Kontakt

The Log

The Log is a data structure which acts as unifying abstraction for real-time data.

The most important background article about The Log can be found on the LinkedIn Blog - a great introduction which explains the rationale behind building Kafka, which is de-facto standard of distributed logs!

A much more recent article series is Building a Distributed Log from Scratch (Part1, Part2, Part3, Part4, Part5), which gives great background info on Kafka and Nats Streaming.

We are assessing this pattern as TRY instead of adopt (for now), because I see it as highly relevant in many architectures; though we did not apply the pattern in many real world projects yet in full depth.

Benefits

  • the log can be used a unifying structure in a distributed system, decoupling data producers and consumers
  • captures state changes (though events which are entries in the log), which contains more information than just storing the current state.
  • also related to Event Sourcing / CQRS, which applies very similar principles for the application architecture domain.

Drawbacks

  • for legacy (e.g. database) systems, it can be sometimes hard to extract the event / log information.

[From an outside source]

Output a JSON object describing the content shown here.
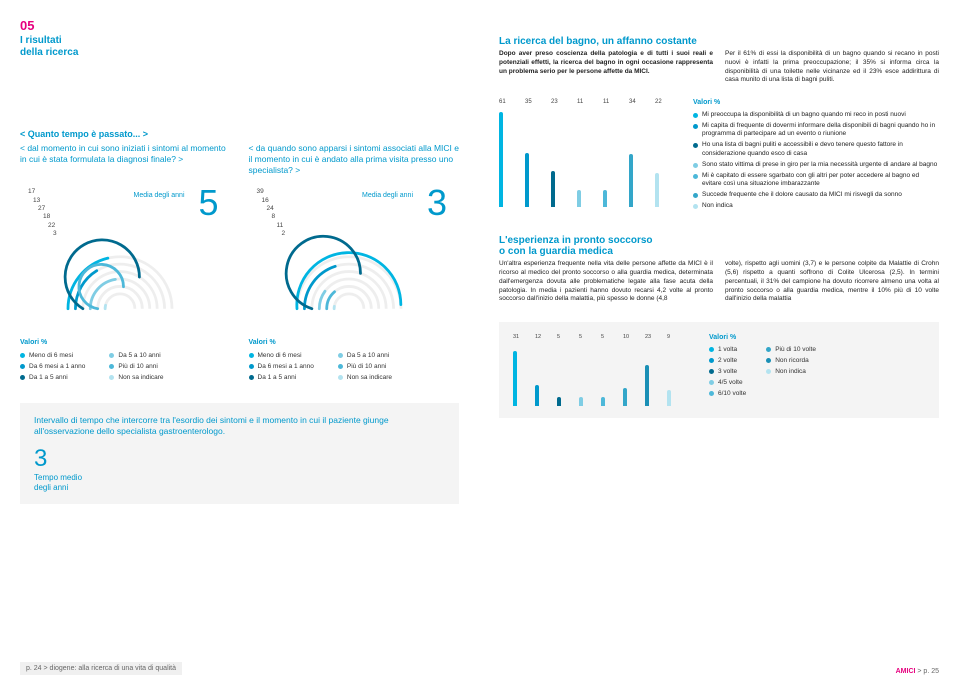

Projects which can help there:
    • Debezium: Reads the Postgres WAL, or Mysql Transaction log and publishes changes to Kafka.
    • Lapidus does the same as Debrezium, but can also publish to Nats Streaming.
    • The Postgres Replication Slots feature together with wal2json or jsoncdc can be used (lowlevel).
    • Transicator does something similarish it seems; but also contains a complete HTTP server.
  • To ensure the log contains all information, you should use the log as primary communication pattern between systems. The utility of the log shrinks with every additional communication side-channel being created.

Log Storage Solutions

  • Apache Kafka: The "grandfather" of distributed logs, the de-facto standard in many bigger deployments. Written in Java. Has a fat client with more logic, as it has to remember the position in the stream. Needs zookeeper, that's why I personally would refrain from using it in smaller deployments.
  • Nats Streaming: Lightweight log storage written in Go. Not just the client can remember the stream position, but also the server can remember the client's position in the stream - which makes the clients thinner. Soon has HA/Clustering support! Currently my recommendation for our kinds of projects.
  • Redis Streams (soon, starting with Redis 5.0): If you use Redis already, very easy to get started with. Drawback: The full  stream has to fit in memory; so for infinite logs this is not an option. May be an option for limited-size logs (with a retention time of e.g. a few days).

For broader context and related tools, see queues.io, which links many projects in this space (and Kafka/Nats are also in this list).